I have some very sad news for all of you, and, I think, sad news for all of our fellow citizens, and people who love peace all over the world and that is that Martin Luther King was shot and was killed tonight in Memphis, Tennessee.
Bobby Kennedy breaking the bad news
It’s worth listening to the speech, if only to hear for the visceral moan from the crowd when he spoke those words.

Kennedy had made a point of not speaking about his brother’s death in public before. But that night he made an exception.

For those of you who are black and are tempted to fill with hatred and mistrust of the injustice of such an act, against all white people, I would only say that I can also feel in my own heart the same kind of feeling. I had a member of my family killed, but he was killed by a white man.

Abie Washington, a young man in the crowd, then only 26, told the Washington Post fifty years later:

I was upset, to put it mildly. I was pissed. Something needed to be done and I wanted to do it.

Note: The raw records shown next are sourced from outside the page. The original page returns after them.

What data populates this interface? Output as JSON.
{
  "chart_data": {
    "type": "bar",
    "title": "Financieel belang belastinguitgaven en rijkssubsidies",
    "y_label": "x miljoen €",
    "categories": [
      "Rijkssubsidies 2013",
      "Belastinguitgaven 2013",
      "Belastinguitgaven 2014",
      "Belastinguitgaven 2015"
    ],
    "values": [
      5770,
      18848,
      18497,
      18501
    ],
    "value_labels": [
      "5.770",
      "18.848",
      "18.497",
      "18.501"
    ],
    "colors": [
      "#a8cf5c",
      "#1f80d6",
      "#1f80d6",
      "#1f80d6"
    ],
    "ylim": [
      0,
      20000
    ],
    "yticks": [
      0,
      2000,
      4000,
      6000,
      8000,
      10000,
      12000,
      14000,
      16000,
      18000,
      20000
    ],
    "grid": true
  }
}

But as he listened his feelings changed.

My level of emotion went from one extreme to another. He had empathy. He knew what it felt like. Why create more violence?

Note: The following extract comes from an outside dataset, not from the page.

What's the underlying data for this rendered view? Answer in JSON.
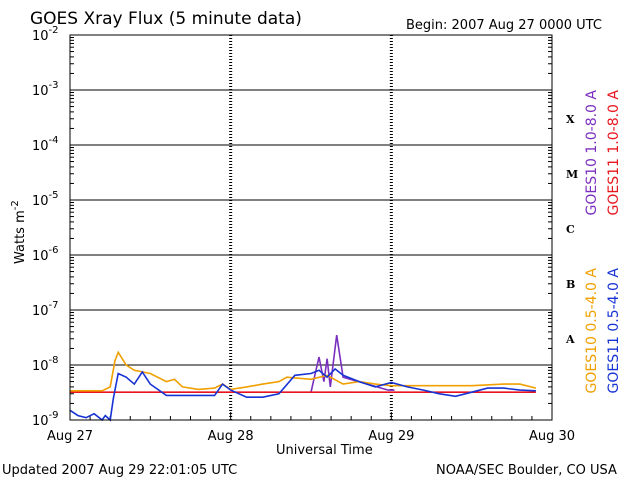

That night, there were race riots in 100 cities across the United States. In Washington DC alone, a dozen people were killed. But in Indianapolis, there was nothing. The crowd went home after Kennedy’s speech.

That’s the leadership we need today. I hope Pelosi can provide it. And others too, like Alexandria Ocasio-Cortez, the youngest woman elected to Congress, or indeed Beto O’Rourke who ran a barnstorming campaign for the Senate in Texas, coming closer than anybody might have expected to unseating Ted Cruz.

In Britain, we need it in the Labour Party, but that’s going to need a major change at the top.

Still, at least we can admire Pelosi. Or that extraordinary speech in Indianapolis. And hold up as a model the leadership offered by Bobby Kennedy.

Who was dead, himself the victim of an assassin, only 63 days later.